If there is indeed no significant difference between nurses and midwives in terms of PA ability, then this may also be an issue, because midwives are expected to be equipped with higher PA abilities than nurses in maternal care. Since a midwife’s tasks and responsibilities seem to differ between the three hospital levels, a stratified analysis with more participants will be needed to evaluate actual differences between nurses’ and midwives’ PA abilities. In addition, in future research, actual PA ability needs to be assessed objectively by researchers rather than through self-ratings. Finally, identifying the factors that influence PA ability on each item, and not aggregate ability, should be another priority for future studies.

5. CONCLUSION

This study revealed that maternal deaths in the perinatal period have occurred in health facilities lacking adequate and appropriate treatment by skilled birth attendant. Neither working at specialized maternity hospitals nor working longer positively influenced PA ability. However, frequent experience with maternal care procedures seemed to be effective.

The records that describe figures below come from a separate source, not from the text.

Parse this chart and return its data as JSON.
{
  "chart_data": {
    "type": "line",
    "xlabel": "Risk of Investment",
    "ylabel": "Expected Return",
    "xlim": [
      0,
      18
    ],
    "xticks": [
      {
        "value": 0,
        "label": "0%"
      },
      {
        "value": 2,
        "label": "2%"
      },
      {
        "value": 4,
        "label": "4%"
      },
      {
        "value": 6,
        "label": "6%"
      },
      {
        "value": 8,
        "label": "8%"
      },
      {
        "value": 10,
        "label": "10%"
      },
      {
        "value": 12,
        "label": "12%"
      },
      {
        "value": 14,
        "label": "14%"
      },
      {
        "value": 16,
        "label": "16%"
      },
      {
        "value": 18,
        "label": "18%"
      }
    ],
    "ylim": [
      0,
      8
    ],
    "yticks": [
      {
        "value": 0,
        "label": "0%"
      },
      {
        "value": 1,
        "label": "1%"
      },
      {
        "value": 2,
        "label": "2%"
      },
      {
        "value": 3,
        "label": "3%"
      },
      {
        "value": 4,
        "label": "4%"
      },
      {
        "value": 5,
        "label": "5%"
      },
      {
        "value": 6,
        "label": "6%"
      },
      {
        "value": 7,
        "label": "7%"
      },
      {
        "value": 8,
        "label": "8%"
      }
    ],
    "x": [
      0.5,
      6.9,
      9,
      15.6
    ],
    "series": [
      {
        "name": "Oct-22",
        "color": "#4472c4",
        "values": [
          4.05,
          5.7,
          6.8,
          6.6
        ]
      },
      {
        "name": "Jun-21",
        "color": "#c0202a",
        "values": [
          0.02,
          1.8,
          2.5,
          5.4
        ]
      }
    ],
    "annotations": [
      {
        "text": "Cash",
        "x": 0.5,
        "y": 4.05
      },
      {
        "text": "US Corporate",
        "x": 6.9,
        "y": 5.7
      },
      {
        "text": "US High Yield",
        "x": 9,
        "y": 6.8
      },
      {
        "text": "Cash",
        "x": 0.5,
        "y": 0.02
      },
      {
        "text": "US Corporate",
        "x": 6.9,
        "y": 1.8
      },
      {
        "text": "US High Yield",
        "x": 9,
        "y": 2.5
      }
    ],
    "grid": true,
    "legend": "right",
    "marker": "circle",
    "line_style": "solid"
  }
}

In order to bring Mongolian MMRdown to a level comparable with those of developed countries, enhancement of in-service training for nurses and midwives, both in peripheral areas and in the capital city, is needed.

6. ACKNOWLEDGEMENTS

We are very thankful to the members of the Mongolian Nurses Association who collected the data for this study from various soum hospitals. We are also grateful to Dr. Koji Tamakoshi, Dr. Etsuko Kajita, and Dr. Asako Okamoto from Nagoya University Graduate School of Medicine, who provided academic advice on the research process.

The authors declare that they have no conflicts of interest with respect to the authorship and/or publication of this article.

The authors also disclose the receipt of financial support for the research and/or authorship of this article from the Yuasa International Foundation, Japan.